Комедии ставил магистр Готфрид в Немецкой слободе, о том зрелище смаковали дьяки, а боярин Матвеев уже набрал в комедианты в помощь Иоганну Готфриду двадцать шесть детишек из Новомещанской слободы. Артемон был любителем до всяких диковин; когда-то он подарил царю карету немецкого дела на дуге, стекла хрустальные, а верх раскрывается надвое, и нефритовый кубок; царевичу же Алексею, ныне покойному, очки хрустальные, которые по смерти государыни Марьи Ильинишны нашли у нее под подушкой... О мистериях Артемон Матвеев и раньше слыхивал и однажды велел посольскому дьяку отписать из Рима о диковине, которой и королевские дома Европы не чураются. И дьяк, дивуясь, доносил в подробностях о чуде: «... Объявилися палаты, и быв палата и вниз уйдет, и того было шесть перемен... Да в тех же палатах объявилось море, колеблемо волнами, а в море рыбы, а на рыбах люди ездят, а вверху палаты небо, а на облаках сидят люди... Да спущался с неба на облаке сед человек в карете, да против его в другой карете прекрасная девица, а аргамачки под каретами как есть живы, ногами подрягивают... А князь сказал, что одно солнце, а другое месяц.

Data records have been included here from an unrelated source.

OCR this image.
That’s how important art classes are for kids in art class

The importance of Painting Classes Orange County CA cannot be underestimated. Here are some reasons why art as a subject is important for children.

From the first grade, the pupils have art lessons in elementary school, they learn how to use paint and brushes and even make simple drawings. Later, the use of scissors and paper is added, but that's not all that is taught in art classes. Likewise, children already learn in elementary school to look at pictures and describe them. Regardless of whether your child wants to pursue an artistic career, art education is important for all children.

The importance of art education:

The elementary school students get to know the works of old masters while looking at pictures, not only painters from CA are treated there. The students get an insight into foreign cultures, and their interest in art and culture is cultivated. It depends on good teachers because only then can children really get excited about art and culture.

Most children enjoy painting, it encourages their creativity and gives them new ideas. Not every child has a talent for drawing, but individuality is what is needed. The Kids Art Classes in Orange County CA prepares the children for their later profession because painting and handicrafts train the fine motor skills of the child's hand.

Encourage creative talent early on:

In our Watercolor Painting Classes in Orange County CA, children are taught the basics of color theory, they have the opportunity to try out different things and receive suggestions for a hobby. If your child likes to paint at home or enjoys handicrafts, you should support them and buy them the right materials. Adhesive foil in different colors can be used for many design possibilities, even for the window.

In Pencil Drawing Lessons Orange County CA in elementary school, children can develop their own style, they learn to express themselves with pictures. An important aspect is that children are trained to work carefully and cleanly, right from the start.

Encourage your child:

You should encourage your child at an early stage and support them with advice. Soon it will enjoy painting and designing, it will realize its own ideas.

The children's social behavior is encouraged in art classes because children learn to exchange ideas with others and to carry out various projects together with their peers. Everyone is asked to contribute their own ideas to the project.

А в иной перемене объявилось человек с пятьдесят в латах и начали саблями и шпагами рубиться, и из пищалей стрелять, и человека с три как будто и убили. И многие предивные молодцы и девицы выходят из занавеса в золоте и танцуют; и многие диковины делали...»

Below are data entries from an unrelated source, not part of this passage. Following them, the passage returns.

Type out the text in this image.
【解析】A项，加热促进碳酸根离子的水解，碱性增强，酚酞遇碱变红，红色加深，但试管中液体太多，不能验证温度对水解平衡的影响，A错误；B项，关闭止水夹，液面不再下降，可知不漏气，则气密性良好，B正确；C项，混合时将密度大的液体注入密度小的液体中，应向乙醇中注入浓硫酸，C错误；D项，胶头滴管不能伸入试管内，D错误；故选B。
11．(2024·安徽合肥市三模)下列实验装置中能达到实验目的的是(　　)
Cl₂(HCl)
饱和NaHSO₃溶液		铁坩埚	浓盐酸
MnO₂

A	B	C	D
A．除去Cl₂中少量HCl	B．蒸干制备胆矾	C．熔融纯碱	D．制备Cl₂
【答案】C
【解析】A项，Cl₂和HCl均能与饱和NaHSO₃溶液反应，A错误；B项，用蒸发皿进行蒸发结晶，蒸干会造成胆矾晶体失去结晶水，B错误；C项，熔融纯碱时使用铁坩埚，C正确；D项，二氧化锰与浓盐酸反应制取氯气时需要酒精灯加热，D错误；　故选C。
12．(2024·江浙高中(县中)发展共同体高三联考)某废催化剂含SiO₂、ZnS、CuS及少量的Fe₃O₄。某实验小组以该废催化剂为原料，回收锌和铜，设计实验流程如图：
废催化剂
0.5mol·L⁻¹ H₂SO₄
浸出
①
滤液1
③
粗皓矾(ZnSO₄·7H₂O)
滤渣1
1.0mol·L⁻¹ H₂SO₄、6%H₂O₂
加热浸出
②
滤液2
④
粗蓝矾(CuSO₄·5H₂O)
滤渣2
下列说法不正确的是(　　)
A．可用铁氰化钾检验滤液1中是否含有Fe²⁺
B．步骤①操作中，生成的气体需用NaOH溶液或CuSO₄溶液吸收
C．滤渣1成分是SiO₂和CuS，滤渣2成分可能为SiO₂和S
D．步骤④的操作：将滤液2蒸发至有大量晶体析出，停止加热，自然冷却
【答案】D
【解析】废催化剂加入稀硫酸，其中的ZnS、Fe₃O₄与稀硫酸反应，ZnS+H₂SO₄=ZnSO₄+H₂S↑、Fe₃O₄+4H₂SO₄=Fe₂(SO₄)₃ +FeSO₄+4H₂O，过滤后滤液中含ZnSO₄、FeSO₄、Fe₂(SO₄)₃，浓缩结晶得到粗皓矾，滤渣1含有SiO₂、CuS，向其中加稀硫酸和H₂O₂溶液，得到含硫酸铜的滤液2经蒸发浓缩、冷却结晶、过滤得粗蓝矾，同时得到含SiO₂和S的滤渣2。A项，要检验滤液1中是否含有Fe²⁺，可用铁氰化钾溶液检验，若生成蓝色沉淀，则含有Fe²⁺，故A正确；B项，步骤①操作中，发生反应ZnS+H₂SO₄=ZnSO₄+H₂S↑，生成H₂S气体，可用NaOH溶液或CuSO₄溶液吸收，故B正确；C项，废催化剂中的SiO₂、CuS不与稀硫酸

В комнате, где прежде Алексей Михайлович слушивал скрыпотчиков и гусельщиков, на передних лавках, облокотившись на подушки, уже дожидался знатный, особо чтимый теремной народ в кафтанье и парчовых шубах; глазели на тяжелый бархатный занавес, за которым шло мельтешенье, и прели от жары. Веничек бы березовый сюда да жбанчик квасу, можно и попариться, сто потов согнать. Ныне в подклети крепко натопили муравленые печи, и тепло во второй ярус струило из открытых душников проводных изразцовых труб, как от банной каменицы. Прикрыть бы форточки, да в гостях воля не своя. Терпели, дожидались государя, избегая взглядом царицу, утонувшую в креслице: из-за спинки виднелась лишь черноволосая головенка, прикрытая атласной шапочкой. Тоже вот лиса патрикеевна: вскочила на чужой двор – да и давай потрошить хозяйских курей...
Ой, шубы бы сбросить, да честь не велит. Князь Черкасский, седой, как псец, наверное, уж чужой век заел, ему зябко, он кутается в соболя...
Царь побаивается сквозняков и сырости, вот и полы, и все лавки покрыты цветными сукнами в два слоя и червчатыми толстыми коврами, чтобы не поддувало, а окна изнутри закрыты щитами, оббитыми войлоком. И несмотря на светлый морозный день, возжжены частые настенные восковки с тонким медовым запахом в деревянных подсвешниках, писанных красками, и слюдяные фонари в медных коробьях по углам комнаты, и большое бронзовое паникадило под потолком, свисающее наподобие цветущего древа...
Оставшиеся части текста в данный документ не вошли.